= Artisans Order of Mutual Protection =

American fraternal benefit society

The Artisans Order of Mutual Protection is a fraternal benefit society operating in the United States.

== History ==

The Artisans Order of Mutual Protection was founded by Civil War medical examiner Dr. James Bunn, his supervisor Dr. Matson, and a and Mr. McMurray. Dr. Bunn had also help found the Ancient Order of United Workmen. Preliminary meetings on the idea of a fraternal benefit society that would benefit the working man were first held by this group in 1867. They met again in 1872 in St. Louis, Missouri. At this meeting Dr. Bunn unveiled the rituals of the order and administered an oath to those in attendance to keep it secret. Another convention was held in Washington, DC in 1873 and Dr. Bunn was given the title of the "Most Excellent Master Artisan". Bunn was authorized to institute assemblies and start to recruit new members into the order. The charter was signed on May 1, 1873.
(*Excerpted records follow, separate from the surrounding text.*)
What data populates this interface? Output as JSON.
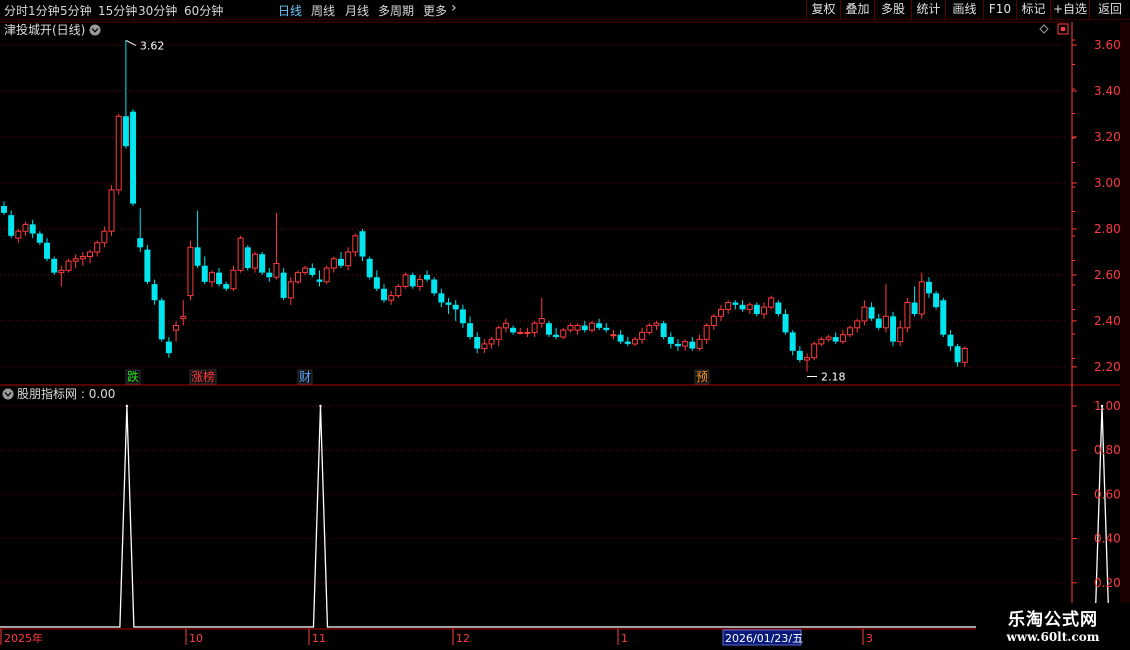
{
  "toolbar": {
    "periods": [
      "分时",
      "1分钟",
      "5分钟",
      "15分钟",
      "30分钟",
      "60分钟",
      "日线",
      "周线",
      "月线",
      "多周期",
      "更多"
    ],
    "active_period": "日线",
    "tools": [
      "复权",
      "叠加",
      "多股",
      "统计",
      "画线",
      "F10",
      "标记",
      "+自选",
      "返回"
    ]
  },
  "main_chart": {
    "title": "津投城开(日线)",
    "high_label": "3.62",
    "low_label": "2.18",
    "event_markers": [
      {
        "text": "跌",
        "color": "#22dd22"
      },
      {
        "text": "涨榜",
        "color": "#ff3b3b"
      },
      {
        "text": "财",
        "color": "#5aa8ff"
      },
      {
        "text": "预",
        "color": "#ff9922"
      }
    ]
  },
  "indicator": {
    "title": "股朋指标网",
    "value": "0.00"
  },
  "time_axis": {
    "labels": [
      "2025年",
      "10",
      "11",
      "12",
      "1",
      "2026/01/23/五",
      "3"
    ]
  },
  "watermark": {
    "title": "乐淘公式网",
    "url": "www.60lt.com"
  },
  "colors": {
    "up": "#ff3b3b",
    "down": "#00e5ee",
    "grid": "#7a0000",
    "axis": "#ff3b3b",
    "active": "#66c8ff"
  },
  "chart_data": [
    {
      "type": "candlestick",
      "title": "津投城开(日线)",
      "y_ticks": [
        "3.60",
        "3.40",
        "3.20",
        "3.00",
        "2.80",
        "2.60",
        "2.40",
        "2.20"
      ],
      "ylim": [
        2.13,
        3.7
      ],
      "ohlc": [
        [
          2.9,
          2.92,
          2.86,
          2.87
        ],
        [
          2.86,
          2.88,
          2.76,
          2.77
        ],
        [
          2.76,
          2.8,
          2.74,
          2.79
        ],
        [
          2.79,
          2.83,
          2.77,
          2.82
        ],
        [
          2.82,
          2.84,
          2.76,
          2.78
        ],
        [
          2.78,
          2.79,
          2.73,
          2.74
        ],
        [
          2.74,
          2.76,
          2.66,
          2.67
        ],
        [
          2.67,
          2.68,
          2.6,
          2.61
        ],
        [
          2.61,
          2.64,
          2.55,
          2.62
        ],
        [
          2.62,
          2.67,
          2.61,
          2.66
        ],
        [
          2.66,
          2.69,
          2.63,
          2.67
        ],
        [
          2.67,
          2.7,
          2.64,
          2.68
        ],
        [
          2.68,
          2.71,
          2.65,
          2.7
        ],
        [
          2.7,
          2.75,
          2.68,
          2.74
        ],
        [
          2.74,
          2.81,
          2.72,
          2.79
        ],
        [
          2.79,
          2.99,
          2.77,
          2.97
        ],
        [
          2.97,
          3.3,
          2.95,
          3.29
        ],
        [
          3.29,
          3.62,
          3.15,
          3.16
        ],
        [
          3.31,
          3.32,
          2.9,
          2.91
        ],
        [
          2.76,
          2.89,
          2.7,
          2.72
        ],
        [
          2.71,
          2.73,
          2.56,
          2.57
        ],
        [
          2.56,
          2.58,
          2.47,
          2.49
        ],
        [
          2.49,
          2.5,
          2.31,
          2.32
        ],
        [
          2.31,
          2.33,
          2.24,
          2.26
        ],
        [
          2.36,
          2.4,
          2.31,
          2.38
        ],
        [
          2.41,
          2.49,
          2.38,
          2.42
        ],
        [
          2.51,
          2.75,
          2.49,
          2.72
        ],
        [
          2.72,
          2.88,
          2.63,
          2.64
        ],
        [
          2.64,
          2.68,
          2.56,
          2.57
        ],
        [
          2.57,
          2.62,
          2.55,
          2.61
        ],
        [
          2.61,
          2.63,
          2.55,
          2.56
        ],
        [
          2.56,
          2.57,
          2.53,
          2.54
        ],
        [
          2.54,
          2.64,
          2.53,
          2.62
        ],
        [
          2.62,
          2.77,
          2.61,
          2.76
        ],
        [
          2.72,
          2.73,
          2.62,
          2.63
        ],
        [
          2.63,
          2.7,
          2.61,
          2.69
        ],
        [
          2.69,
          2.7,
          2.6,
          2.61
        ],
        [
          2.61,
          2.63,
          2.57,
          2.59
        ],
        [
          2.59,
          2.87,
          2.58,
          2.65
        ],
        [
          2.61,
          2.63,
          2.49,
          2.5
        ],
        [
          2.5,
          2.59,
          2.47,
          2.57
        ],
        [
          2.57,
          2.62,
          2.56,
          2.61
        ],
        [
          2.61,
          2.64,
          2.6,
          2.63
        ],
        [
          2.63,
          2.65,
          2.59,
          2.6
        ],
        [
          2.58,
          2.62,
          2.55,
          2.57
        ],
        [
          2.57,
          2.64,
          2.56,
          2.63
        ],
        [
          2.63,
          2.68,
          2.61,
          2.67
        ],
        [
          2.67,
          2.7,
          2.63,
          2.64
        ],
        [
          2.64,
          2.72,
          2.62,
          2.7
        ],
        [
          2.7,
          2.78,
          2.68,
          2.77
        ],
        [
          2.79,
          2.8,
          2.66,
          2.68
        ],
        [
          2.67,
          2.68,
          2.58,
          2.59
        ],
        [
          2.59,
          2.62,
          2.53,
          2.54
        ],
        [
          2.54,
          2.56,
          2.48,
          2.49
        ],
        [
          2.49,
          2.53,
          2.47,
          2.51
        ],
        [
          2.51,
          2.56,
          2.5,
          2.55
        ],
        [
          2.55,
          2.61,
          2.54,
          2.6
        ],
        [
          2.6,
          2.61,
          2.54,
          2.55
        ],
        [
          2.55,
          2.6,
          2.53,
          2.58
        ],
        [
          2.6,
          2.62,
          2.57,
          2.58
        ],
        [
          2.58,
          2.59,
          2.51,
          2.52
        ],
        [
          2.52,
          2.54,
          2.46,
          2.48
        ],
        [
          2.48,
          2.5,
          2.43,
          2.47
        ],
        [
          2.47,
          2.49,
          2.4,
          2.45
        ],
        [
          2.45,
          2.47,
          2.37,
          2.39
        ],
        [
          2.39,
          2.42,
          2.32,
          2.33
        ],
        [
          2.33,
          2.35,
          2.26,
          2.28
        ],
        [
          2.28,
          2.32,
          2.26,
          2.3
        ],
        [
          2.3,
          2.33,
          2.28,
          2.32
        ],
        [
          2.32,
          2.38,
          2.29,
          2.37
        ],
        [
          2.37,
          2.41,
          2.35,
          2.39
        ],
        [
          2.37,
          2.38,
          2.34,
          2.35
        ],
        [
          2.35,
          2.37,
          2.34,
          2.35
        ],
        [
          2.35,
          2.37,
          2.33,
          2.35
        ],
        [
          2.35,
          2.4,
          2.33,
          2.39
        ],
        [
          2.39,
          2.5,
          2.37,
          2.41
        ],
        [
          2.39,
          2.4,
          2.33,
          2.34
        ],
        [
          2.34,
          2.37,
          2.32,
          2.33
        ],
        [
          2.33,
          2.37,
          2.32,
          2.36
        ],
        [
          2.36,
          2.39,
          2.35,
          2.38
        ],
        [
          2.36,
          2.39,
          2.34,
          2.38
        ],
        [
          2.38,
          2.4,
          2.35,
          2.36
        ],
        [
          2.36,
          2.4,
          2.35,
          2.39
        ],
        [
          2.39,
          2.41,
          2.36,
          2.37
        ],
        [
          2.37,
          2.39,
          2.35,
          2.36
        ],
        [
          2.34,
          2.36,
          2.32,
          2.34
        ],
        [
          2.34,
          2.36,
          2.3,
          2.31
        ],
        [
          2.31,
          2.33,
          2.29,
          2.3
        ],
        [
          2.3,
          2.33,
          2.29,
          2.32
        ],
        [
          2.32,
          2.37,
          2.3,
          2.35
        ],
        [
          2.35,
          2.39,
          2.34,
          2.38
        ],
        [
          2.38,
          2.4,
          2.36,
          2.39
        ],
        [
          2.39,
          2.4,
          2.32,
          2.33
        ],
        [
          2.33,
          2.35,
          2.28,
          2.3
        ],
        [
          2.3,
          2.32,
          2.27,
          2.29
        ],
        [
          2.29,
          2.32,
          2.27,
          2.31
        ],
        [
          2.31,
          2.33,
          2.27,
          2.28
        ],
        [
          2.28,
          2.34,
          2.27,
          2.32
        ],
        [
          2.32,
          2.39,
          2.3,
          2.38
        ],
        [
          2.38,
          2.43,
          2.36,
          2.42
        ],
        [
          2.42,
          2.47,
          2.4,
          2.45
        ],
        [
          2.45,
          2.49,
          2.43,
          2.48
        ],
        [
          2.48,
          2.49,
          2.45,
          2.47
        ],
        [
          2.47,
          2.49,
          2.44,
          2.45
        ],
        [
          2.45,
          2.48,
          2.43,
          2.47
        ],
        [
          2.47,
          2.48,
          2.42,
          2.43
        ],
        [
          2.43,
          2.48,
          2.41,
          2.46
        ],
        [
          2.46,
          2.51,
          2.45,
          2.5
        ],
        [
          2.48,
          2.49,
          2.42,
          2.43
        ],
        [
          2.43,
          2.45,
          2.34,
          2.35
        ],
        [
          2.35,
          2.36,
          2.25,
          2.27
        ],
        [
          2.27,
          2.29,
          2.22,
          2.23
        ],
        [
          2.23,
          2.26,
          2.18,
          2.24
        ],
        [
          2.24,
          2.31,
          2.23,
          2.3
        ],
        [
          2.3,
          2.33,
          2.29,
          2.32
        ],
        [
          2.32,
          2.34,
          2.31,
          2.33
        ],
        [
          2.33,
          2.35,
          2.3,
          2.31
        ],
        [
          2.31,
          2.36,
          2.3,
          2.34
        ],
        [
          2.34,
          2.38,
          2.33,
          2.37
        ],
        [
          2.37,
          2.41,
          2.35,
          2.4
        ],
        [
          2.4,
          2.49,
          2.38,
          2.46
        ],
        [
          2.46,
          2.48,
          2.4,
          2.41
        ],
        [
          2.41,
          2.43,
          2.36,
          2.37
        ],
        [
          2.37,
          2.56,
          2.35,
          2.42
        ],
        [
          2.42,
          2.44,
          2.29,
          2.31
        ],
        [
          2.31,
          2.4,
          2.29,
          2.37
        ],
        [
          2.37,
          2.5,
          2.35,
          2.48
        ],
        [
          2.48,
          2.55,
          2.42,
          2.43
        ],
        [
          2.43,
          2.61,
          2.41,
          2.57
        ],
        [
          2.57,
          2.59,
          2.5,
          2.52
        ],
        [
          2.52,
          2.53,
          2.45,
          2.46
        ],
        [
          2.49,
          2.5,
          2.33,
          2.34
        ],
        [
          2.34,
          2.36,
          2.27,
          2.29
        ],
        [
          2.29,
          2.3,
          2.2,
          2.22
        ],
        [
          2.22,
          2.29,
          2.2,
          2.28
        ]
      ]
    },
    {
      "type": "line",
      "title": "股朋指标网",
      "y_ticks": [
        "1.00",
        "0.80",
        "0.60",
        "0.40",
        "0.20"
      ],
      "ylim": [
        0,
        1.05
      ],
      "signal_bars": [
        17,
        44,
        153,
        167
      ],
      "values_note_free": true
    }
  ]
}
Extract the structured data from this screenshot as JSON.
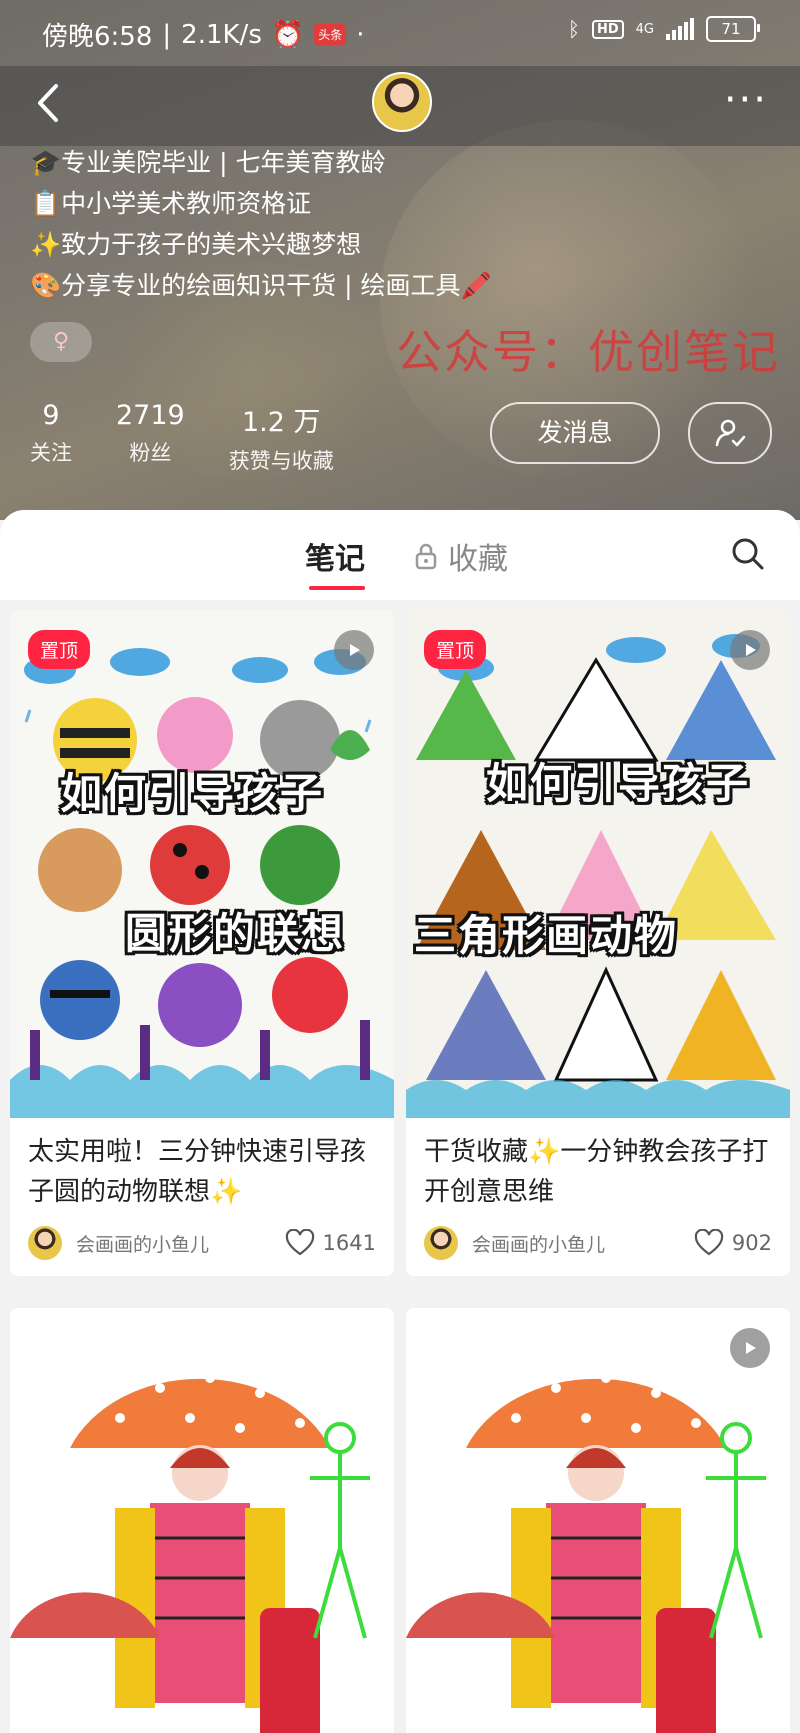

In its early years, the order had had a lengthy ritual that was heavily influenced by Freemasonry. This ritual had been set up by Mr. McMurray. It worked three degrees: Endentured Apprentice, Fellow Workman, and Perfect Artisan. The rituals, lengths, and derivativeness led to controversy within the organization and it was shortened. The shortened version was kept essentially unchanged into the 1970s. The Artisans are the oldest fraternal benefit society of its kind in the United States. Bryan C. Werner, Director A.O.M.P.

== Organization ==

The order has a two-level structure. Local units where the members meet on a monthly basis are called "Assemblies". The national body that meets every two years at a semi-annual convention is called the "Most Excellent Assembly". The Most Excellent Assembly meets on a semi-annual basis and it is the body that governs the entire organization. This semi-annual convention is a gathering of elected delegates from the local Assemblies and permanent delegates. Officers and Directors are elected at this meeting as well as the business of the main office and local assemblies being discussed. The Most Excellent Master Artisan is elected at this convention to a two-year term. The Master Artisan is the President of the organization and his/her duties are to make sure that the fraternal end of the organization is running well and all the rules are being followed by the Assemblies. The national office is located in Philadelphia, Pennsylvania. This office is run by the General Manager, who handles the day-to-day operations of the business. Term and whole-life insurance policies as well as annuities are available for purchase at the Artisans main office. A junior department was founded in 1933 for young males aged thirty days to eighteen years old. Junior membership is now open to all male and female children. This department is almost entirely insurance oriented. A women's department with its own assemblies was established in 1955. Some assemblies are still just for male or female members but many are now co-ed.

== Membership ==

The Order had 30,000 members by 1930. In the 1950s the combined junior and adult organizations reached a high of 36,000. This dropped off to 32,000 in 1967 and 26,000 in 1978. As of 2017 the organization had approximately 6,000 members.

== Ritual ==

Every adult member who joins the order is required to go through an initiation ceremony, including swearing an oath of obligation. There are still Masonic influences, such as the use of a white apron.